The key with these REVO like products that use the Atom processor is to use audio/video software that allows hardware acceleration. Not all does. This moves the video calcs from the slow atom processor to the ion video chip (ion2 with the new REVO 3700). I use Media Player Home Cinema which is free. Without hardware acceleration the video is choppy.

I don't know that mine is setup completely correctly because I haven't had a lot of time to play with it. I am having some difficulties with some blurays. I get a little stutter (very minor with no drops in audio) sometimes. I have seen videos on the internet with the REVO playing blurays flawlessly so I don't know if it is on my end or they are faking videos. I get the stutters on bluray files when streamed over my network or with a USB hard drive plugged in.

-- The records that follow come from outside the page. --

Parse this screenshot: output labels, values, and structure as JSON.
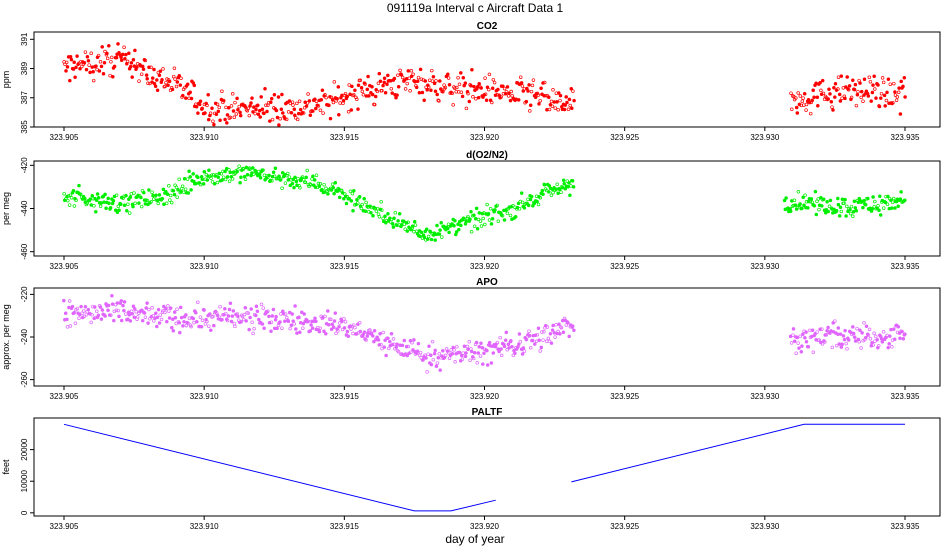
{
  "title": "091119a   Interval c Aircraft Data 1",
  "xlabel": "day of year",
  "chart_data": [
    {
      "type": "scatter",
      "title": "CO2",
      "ylabel": "ppm",
      "xlim": [
        323.905,
        323.935
      ],
      "ylim": [
        385,
        391.5
      ],
      "xticks": [
        "323.905",
        "323.910",
        "323.915",
        "323.920",
        "323.925",
        "323.930",
        "323.935"
      ],
      "yticks": [
        "385",
        "387",
        "389",
        "391"
      ],
      "color": "#ff0000",
      "gaps": [
        [
          323.9232,
          323.9309
        ]
      ],
      "trend": [
        [
          323.905,
          389.0
        ],
        [
          323.9065,
          389.5
        ],
        [
          323.9075,
          389.6
        ],
        [
          323.908,
          388.5
        ],
        [
          323.909,
          388.0
        ],
        [
          323.9095,
          387.2
        ],
        [
          323.91,
          386.4
        ],
        [
          323.9115,
          386.2
        ],
        [
          323.913,
          386.3
        ],
        [
          323.9145,
          386.7
        ],
        [
          323.9155,
          387.4
        ],
        [
          323.9165,
          387.8
        ],
        [
          323.9175,
          388.3
        ],
        [
          323.9185,
          387.7
        ],
        [
          323.92,
          387.5
        ],
        [
          323.921,
          387.3
        ],
        [
          323.922,
          387.0
        ],
        [
          323.9232,
          386.4
        ],
        [
          323.9309,
          386.8
        ],
        [
          323.932,
          387.2
        ],
        [
          323.933,
          387.5
        ],
        [
          323.934,
          387.3
        ],
        [
          323.935,
          387.3
        ]
      ],
      "noise": 0.75
    },
    {
      "type": "scatter",
      "title": "d(O2/N2)",
      "ylabel": "per meg",
      "xlim": [
        323.905,
        323.935
      ],
      "ylim": [
        -462,
        -418
      ],
      "xticks": [
        "323.905",
        "323.910",
        "323.915",
        "323.920",
        "323.925",
        "323.930",
        "323.935"
      ],
      "yticks": [
        "-420",
        "-440",
        "-460"
      ],
      "color": "#00ee00",
      "gaps": [
        [
          323.9232,
          323.9307
        ]
      ],
      "trend": [
        [
          323.905,
          -434
        ],
        [
          323.9065,
          -437
        ],
        [
          323.908,
          -436
        ],
        [
          323.909,
          -432
        ],
        [
          323.91,
          -425
        ],
        [
          323.9115,
          -423
        ],
        [
          323.913,
          -426
        ],
        [
          323.914,
          -428
        ],
        [
          323.915,
          -434
        ],
        [
          323.916,
          -440
        ],
        [
          323.917,
          -447
        ],
        [
          323.918,
          -452
        ],
        [
          323.919,
          -448
        ],
        [
          323.92,
          -444
        ],
        [
          323.921,
          -440
        ],
        [
          323.922,
          -434
        ],
        [
          323.9232,
          -428
        ],
        [
          323.9307,
          -437
        ],
        [
          323.932,
          -438
        ],
        [
          323.933,
          -439
        ],
        [
          323.934,
          -438
        ],
        [
          323.935,
          -436
        ]
      ],
      "noise": 3.2
    },
    {
      "type": "scatter",
      "title": "APO",
      "ylabel": "approx. per meg",
      "xlim": [
        323.905,
        323.935
      ],
      "ylim": [
        -263,
        -217
      ],
      "xticks": [
        "323.905",
        "323.910",
        "323.915",
        "323.920",
        "323.925",
        "323.930",
        "323.935"
      ],
      "yticks": [
        "-220",
        "-240",
        "-260"
      ],
      "color": "#e066ff",
      "gaps": [
        [
          323.9232,
          323.9309
        ]
      ],
      "trend": [
        [
          323.905,
          -229
        ],
        [
          323.907,
          -229
        ],
        [
          323.909,
          -231
        ],
        [
          323.911,
          -231
        ],
        [
          323.913,
          -232
        ],
        [
          323.915,
          -235
        ],
        [
          323.916,
          -240
        ],
        [
          323.917,
          -245
        ],
        [
          323.918,
          -249
        ],
        [
          323.919,
          -248
        ],
        [
          323.92,
          -247
        ],
        [
          323.921,
          -244
        ],
        [
          323.922,
          -240
        ],
        [
          323.9232,
          -234
        ],
        [
          323.9309,
          -242
        ],
        [
          323.932,
          -240
        ],
        [
          323.933,
          -240
        ],
        [
          323.934,
          -240
        ],
        [
          323.935,
          -238
        ]
      ],
      "noise": 4.2
    },
    {
      "type": "line",
      "title": "PALTF",
      "ylabel": "feet",
      "xlim": [
        323.905,
        323.935
      ],
      "ylim": [
        -1000,
        30000
      ],
      "xticks": [
        "323.905",
        "323.910",
        "323.915",
        "323.920",
        "323.925",
        "323.930",
        "323.935"
      ],
      "yticks": [
        "0",
        "10000",
        "20000"
      ],
      "color": "#0000ff",
      "segments": [
        [
          [
            323.905,
            28000
          ],
          [
            323.9175,
            600
          ],
          [
            323.9188,
            600
          ],
          [
            323.9204,
            4000
          ]
        ],
        [
          [
            323.9231,
            9800
          ],
          [
            323.9314,
            28000
          ],
          [
            323.935,
            28000
          ]
        ]
      ]
    }
  ]
}
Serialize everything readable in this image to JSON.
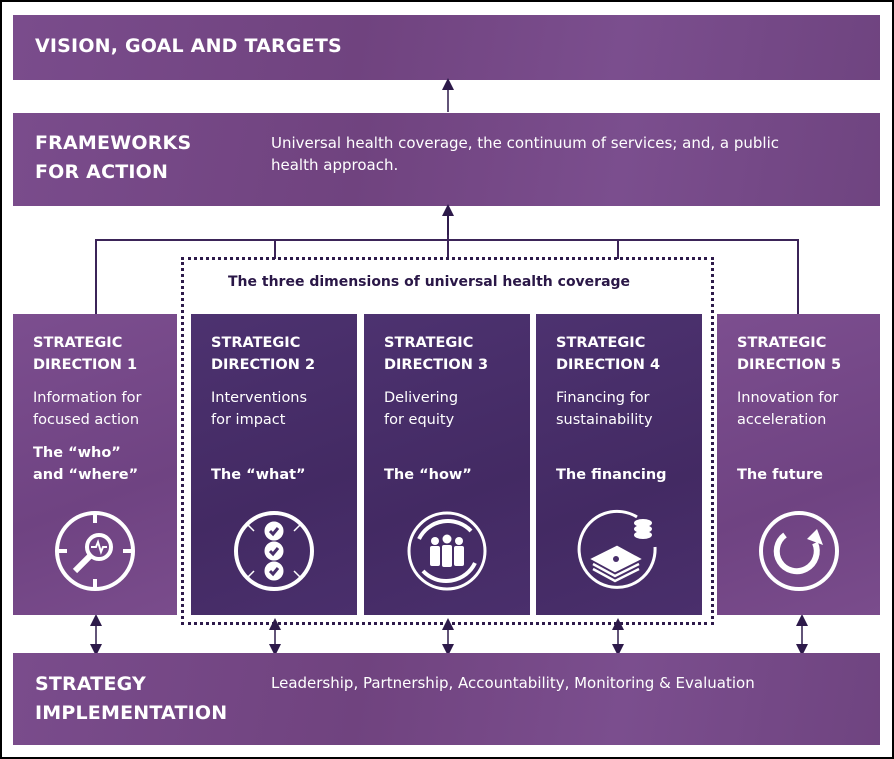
{
  "vision": {
    "title": "VISION, GOAL AND TARGETS"
  },
  "frameworks": {
    "title_line1": "FRAMEWORKS",
    "title_line2": "FOR ACTION",
    "description": "Universal health coverage, the continuum of services; and, a public health approach."
  },
  "dimensions_label": "The three dimensions of universal health coverage",
  "directions": [
    {
      "heading1": "STRATEGIC",
      "heading2": "DIRECTION 1",
      "sub1": "Information for",
      "sub2": "focused action",
      "tag1": "The “who”",
      "tag2": "and “where”",
      "icon": "magnifier-target-icon",
      "color": "#774a8a"
    },
    {
      "heading1": "STRATEGIC",
      "heading2": "DIRECTION 2",
      "sub1": "Interventions",
      "sub2": "for impact",
      "tag1": "The “what”",
      "tag2": "",
      "icon": "checklist-icon",
      "color": "#482e6a"
    },
    {
      "heading1": "STRATEGIC",
      "heading2": "DIRECTION 3",
      "sub1": "Delivering",
      "sub2": "for equity",
      "tag1": "The “how”",
      "tag2": "",
      "icon": "people-cycle-icon",
      "color": "#482e6a"
    },
    {
      "heading1": "STRATEGIC",
      "heading2": "DIRECTION 4",
      "sub1": "Financing for",
      "sub2": "sustainability",
      "tag1": "The financing",
      "tag2": "",
      "icon": "money-stack-icon",
      "color": "#482e6a"
    },
    {
      "heading1": "STRATEGIC",
      "heading2": "DIRECTION 5",
      "sub1": "Innovation for",
      "sub2": "acceleration",
      "tag1": "The future",
      "tag2": "",
      "icon": "circular-arrow-icon",
      "color": "#774a8a"
    }
  ],
  "implementation": {
    "title_line1": "STRATEGY",
    "title_line2": "IMPLEMENTATION",
    "description": "Leadership, Partnership, Accountability, Monitoring & Evaluation"
  }
}
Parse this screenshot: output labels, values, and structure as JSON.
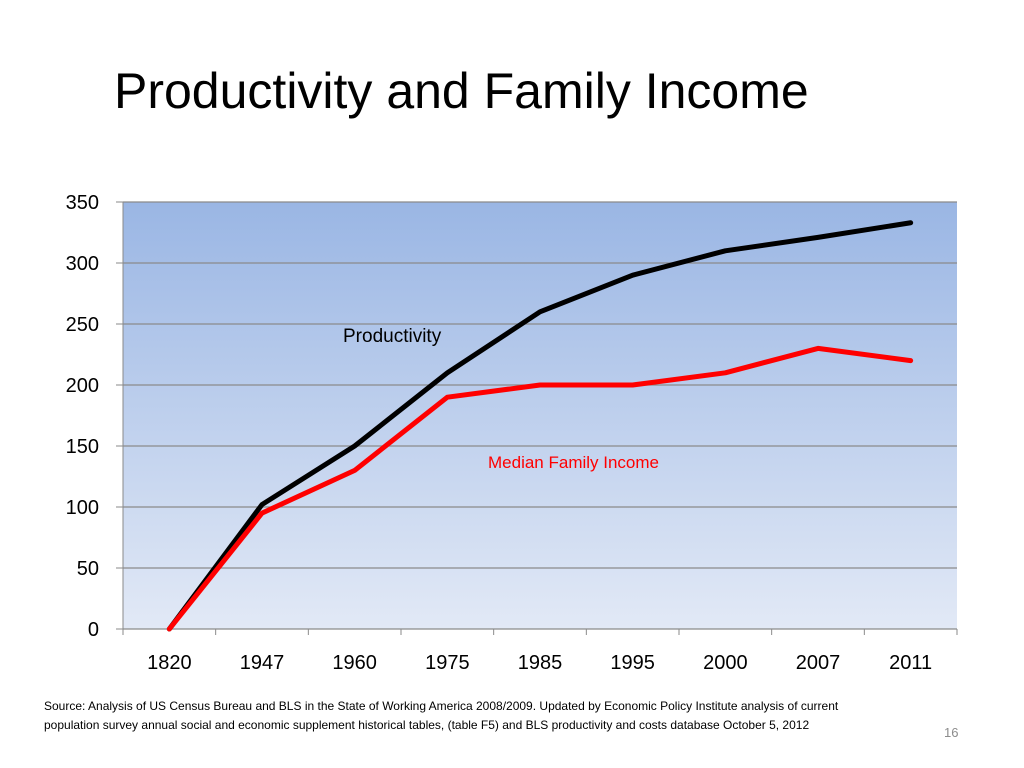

It plays 1080p mkv with 24 bit audio perfectly. No glitches at all. This make me think it should play blurays also.

Keep in mind the 3610 is the old model. I think they are selling the 3700 now.

It is my understanding that it works with ASIO drivers and is bitperfect.

It does 24/192 over hdmi perfectly.



If I had it to do all over again, I would probably build a super cheap micro ATX computer with a better cheap CPU. Something like a core I5. I think you could do that in a cheap box for about the same price. The down side would be it would use more energy, be bigger, and louder but I think it would be worth it.
I have the same problem. I use Media Player Classic Home Cinema, and it will play some blu-rays just fine. With other blu-rays, I get some stutter or choppiness in the video, but no audio problems. I tried a couple other players which only performed worse than MPC, but much to my surprise Windows Media Player played the M2TS that exhibited choppiness in MPC perfectly. WMP reported that it didn't recognize the M2TS extention, but was able to play it fine with ffdshow installed. No choppiness at all. So for those blu-rays that won't play well with MPC, I'll be firing up Windows Media Player with ffdshow installed from now on. Never thought I'd use that app ever again.